No entanto, o trabalho sempre foi um campo de embates e disputas, mesmo antes da abolição no Brasil. Os trabalhadores escravizados nunca foram submissos e empenharam muitos esforços, individuais e coletivos, para reafirmar e negociar seus direitos, interesses e construção de sua cidadania. Nas manufaturas urbanas do século XIX, coexistiam escravizados e livres, e essa experiência em comum influenciou momentos posteriores do processo de formação da classe trabalhadora no Brasil. Uma das estratégias para amenizar conflitos e estabilizar a ordem social estava pautada em relações de cunho paternalista e pessoal entre patrão e empregado.
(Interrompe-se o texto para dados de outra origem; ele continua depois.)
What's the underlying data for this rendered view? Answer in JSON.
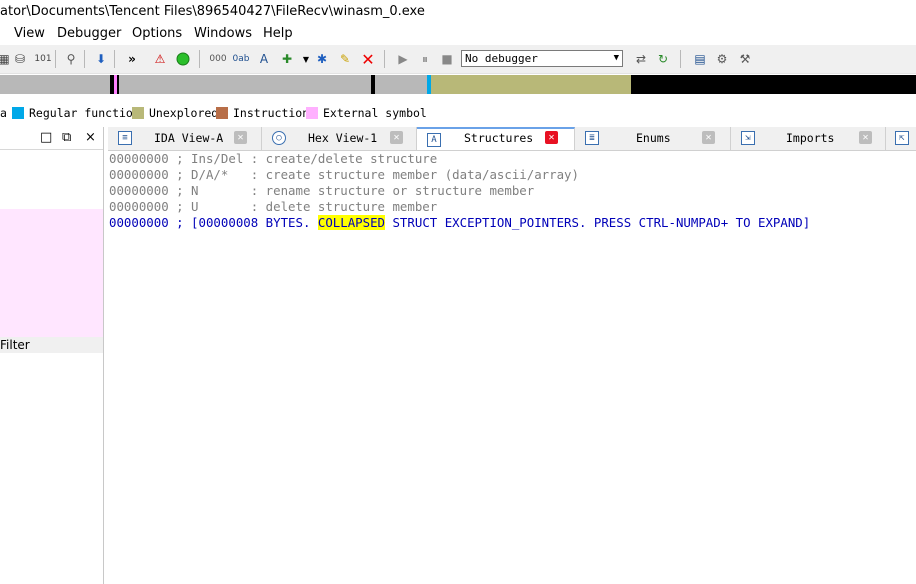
{
  "window": {
    "title": "ator\\Documents\\Tencent Files\\896540427\\FileRecv\\winasm_0.exe"
  },
  "menu": [
    "View",
    "Debugger",
    "Options",
    "Windows",
    "Help"
  ],
  "toolbar": {
    "debugger_select": "No debugger",
    "icons": [
      "hex-view-icon",
      "bookmark-icon",
      "binary-icon",
      "find-icon",
      "jump-down-icon",
      "more-icon",
      "warning-icon",
      "run-green-icon",
      "struct-icon",
      "enum-icon",
      "string-icon",
      "create-icon",
      "cross-icon",
      "edit-icon",
      "delete-icon",
      "play-icon",
      "pause-icon",
      "stop-icon",
      "attach-icon",
      "reload-icon",
      "graph-icon",
      "tree-icon",
      "tree-x-icon"
    ]
  },
  "legend": [
    {
      "label": "a",
      "color": ""
    },
    {
      "label": "Regular function",
      "color": "#00a8e8"
    },
    {
      "label": "Unexplored",
      "color": "#b8b878"
    },
    {
      "label": "Instruction",
      "color": "#b86e48"
    },
    {
      "label": "External symbol",
      "color": "#ffb0ff"
    }
  ],
  "left_panel": {
    "filter_label": "Filter",
    "buttons": [
      "□",
      "⧉",
      "×"
    ]
  },
  "tabs": [
    {
      "label": "IDA View-A",
      "icon": "ida-view-icon",
      "active": false
    },
    {
      "label": "Hex View-1",
      "icon": "hex-view-icon",
      "active": false
    },
    {
      "label": "Structures",
      "icon": "structures-icon",
      "active": true
    },
    {
      "label": "Enums",
      "icon": "enums-icon",
      "active": false
    },
    {
      "label": "Imports",
      "icon": "imports-icon",
      "active": false
    }
  ],
  "code": {
    "lines": [
      "00000000 ; Ins/Del : create/delete structure",
      "00000000 ; D/A/*   : create structure member (data/ascii/array)",
      "00000000 ; N       : rename structure or structure member",
      "00000000 ; U       : delete structure member"
    ],
    "highlight_pre": "00000000 ; [00000008 BYTES. ",
    "highlight_mark": "COLLAPSED",
    "highlight_post": " STRUCT EXCEPTION_POINTERS. PRESS CTRL-NUMPAD+ TO EXPAND]"
  }
}
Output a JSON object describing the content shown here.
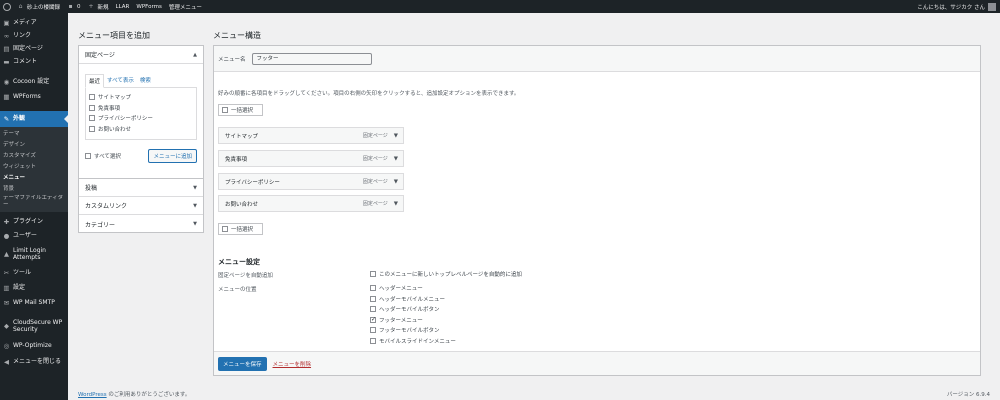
{
  "admin_bar": {
    "site_name": "砂上の楼閣録",
    "comments_count": "0",
    "new_label": "新規",
    "llar_label": "LLAR",
    "wpforms_label": "WPForms",
    "manage_menu_label": "管理メニュー",
    "greeting": "こんにちは、サジカク さん"
  },
  "sidebar": {
    "top_items": [
      {
        "label": "メディア",
        "icon": "media-icon"
      },
      {
        "label": "リンク",
        "icon": "link-icon"
      },
      {
        "label": "固定ページ",
        "icon": "page-icon"
      },
      {
        "label": "コメント",
        "icon": "comment-icon"
      }
    ],
    "mid_items": [
      {
        "label": "Cocoon 設定",
        "icon": "cocoon-icon"
      },
      {
        "label": "WPForms",
        "icon": "wpforms-icon"
      }
    ],
    "current": {
      "label": "外観",
      "icon": "brush-icon"
    },
    "submenu": [
      "テーマ",
      "デザイン",
      "カスタマイズ",
      "ウィジェット",
      "メニュー",
      "背景",
      "テーマファイルエディター"
    ],
    "bottom_items": [
      {
        "label": "プラグイン",
        "icon": "plugin-icon"
      },
      {
        "label": "ユーザー",
        "icon": "user-icon"
      },
      {
        "label": "Limit Login Attempts",
        "icon": "lock-icon"
      },
      {
        "label": "ツール",
        "icon": "wrench-icon"
      },
      {
        "label": "設定",
        "icon": "settings-icon"
      },
      {
        "label": "WP Mail SMTP",
        "icon": "mail-icon"
      },
      {
        "label": "CloudSecure WP Security",
        "icon": "shield-icon"
      },
      {
        "label": "WP-Optimize",
        "icon": "optimize-icon"
      },
      {
        "label": "メニューを閉じる",
        "icon": "collapse-icon"
      }
    ]
  },
  "add_items": {
    "title": "メニュー項目を追加",
    "pages_section": {
      "title": "固定ページ",
      "tabs": [
        "最近",
        "すべて表示",
        "検索"
      ],
      "pages": [
        "サイトマップ",
        "免責事項",
        "プライバシーポリシー",
        "お問い合わせ"
      ],
      "select_all": "すべて選択",
      "add_button": "メニューに追加"
    },
    "other_sections": [
      "投稿",
      "カスタムリンク",
      "カテゴリー"
    ]
  },
  "structure": {
    "title": "メニュー構造",
    "name_label": "メニュー名",
    "name_value": "フッター",
    "instructions": "好みの順番に各項目をドラッグしてください。項目の右側の矢印をクリックすると、追加設定オプションを表示できます。",
    "bulk_select": "一括選択",
    "items": [
      {
        "title": "サイトマップ",
        "type": "固定ページ"
      },
      {
        "title": "免責事項",
        "type": "固定ページ"
      },
      {
        "title": "プライバシーポリシー",
        "type": "固定ページ"
      },
      {
        "title": "お問い合わせ",
        "type": "固定ページ"
      }
    ]
  },
  "settings": {
    "title": "メニュー設定",
    "auto_add_label": "固定ページを自動追加",
    "auto_add_option": "このメニューに新しいトップレベルページを自動的に追加",
    "location_label": "メニューの位置",
    "locations": [
      {
        "label": "ヘッダーメニュー",
        "checked": false
      },
      {
        "label": "ヘッダーモバイルメニュー",
        "checked": false
      },
      {
        "label": "ヘッダーモバイルボタン",
        "checked": false
      },
      {
        "label": "フッターメニュー",
        "checked": true
      },
      {
        "label": "フッターモバイルボタン",
        "checked": false
      },
      {
        "label": "モバイルスライドインメニュー",
        "checked": false
      }
    ],
    "save_button": "メニューを保存",
    "delete_link": "メニューを削除"
  },
  "footer": {
    "wp_link": "WordPress",
    "thanks": " のご利用ありがとうございます。",
    "version": "バージョン 6.9.4"
  }
}
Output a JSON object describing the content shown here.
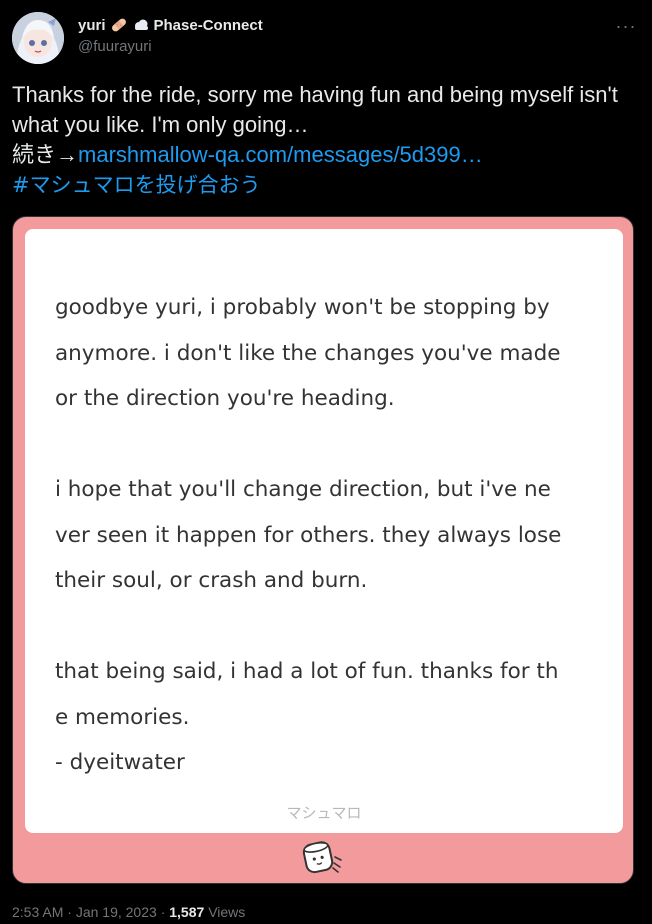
{
  "author": {
    "display_name": "yuri",
    "affiliation": "Phase-Connect",
    "handle": "@fuurayuri",
    "emoji_icons": [
      "bandage-icon",
      "cloud-icon"
    ]
  },
  "menu": {
    "more_label": "···"
  },
  "tweet": {
    "text": "Thanks for the ride, sorry me having fun and being myself isn't what you like. I'm only going…",
    "continuation_prefix": "続き→",
    "link_text": "marshmallow-qa.com/messages/5d399…",
    "hashtag": "#マシュマロを投げ合おう"
  },
  "card": {
    "message": "goodbye yuri, i probably won't be stopping by\nanymore. i don't like the changes you've made\nor the direction you're heading.\n\ni hope that you'll change direction, but i've ne\nver seen it happen for others. they always lose\ntheir soul, or crash and burn.\n\nthat being said, i had a lot of fun. thanks for th\ne memories.\n- dyeitwater",
    "brand": "マシュマロ",
    "icon": "marshmallow-icon",
    "background_color": "#f29a9c"
  },
  "meta": {
    "time": "2:53 AM",
    "separator": "·",
    "date": "Jan 19, 2023",
    "views_count": "1,587",
    "views_label": "Views"
  },
  "colors": {
    "link": "#1d9bf0",
    "secondary_text": "#71767b",
    "background": "#000000"
  }
}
O patrão auxiliava, aconselhava, mostrava-se presente e preocupado, e em troca exigia gratidão, lealdade, respeito e dedicação. O favor atravessava as relações de trabalho envolvendo estima, afetos, símbolos e significados, conservando laços de dependência e mantendo as desigualdades.
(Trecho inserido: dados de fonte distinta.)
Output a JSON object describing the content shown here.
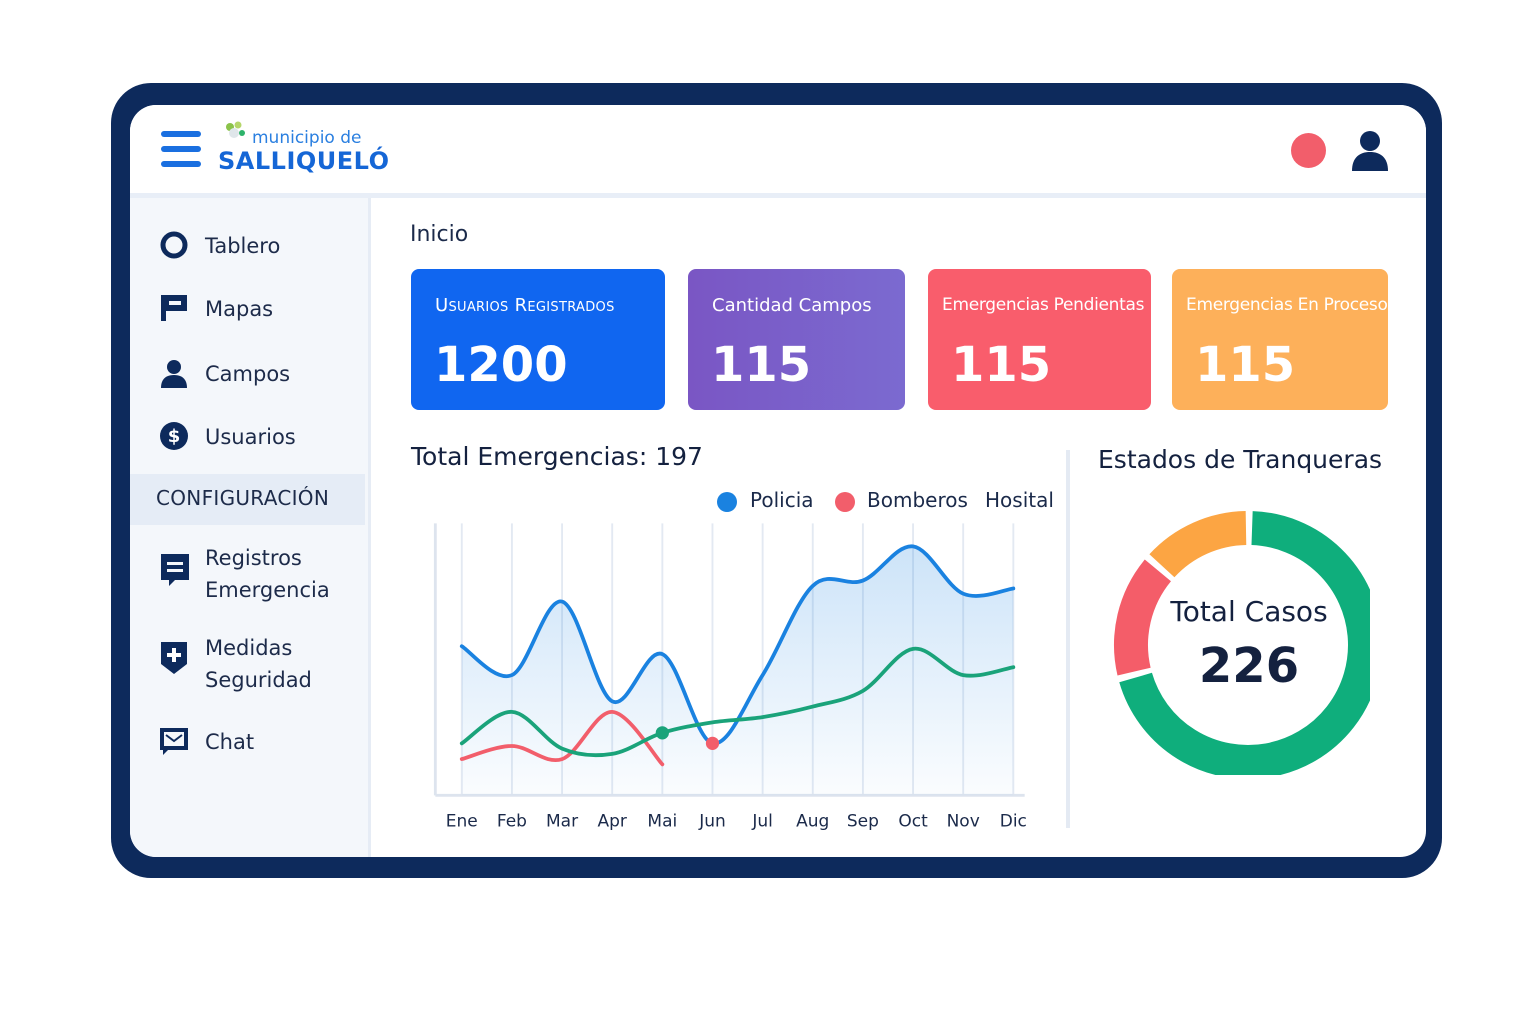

Em Manguinhos, essas relações eram frequentemente observadas. Os cientistas, em sua maioria, eram filhos de uma elite agrária proprietária de fazendas de café e gado, que se beneficiavam e lucravam a partir de mão-de-obra escravizada. Já os auxiliares, filhos dos escravizados ou libertos destas fazendas. Ou então, descendentes de imigrantes pobres, alguns contratados, inicialmente, como operários das obras do Castelo, e outros através de laços e redes de sociabilidades entre as famílias desses estrangeiros que vieram tentar a vida no Brasil.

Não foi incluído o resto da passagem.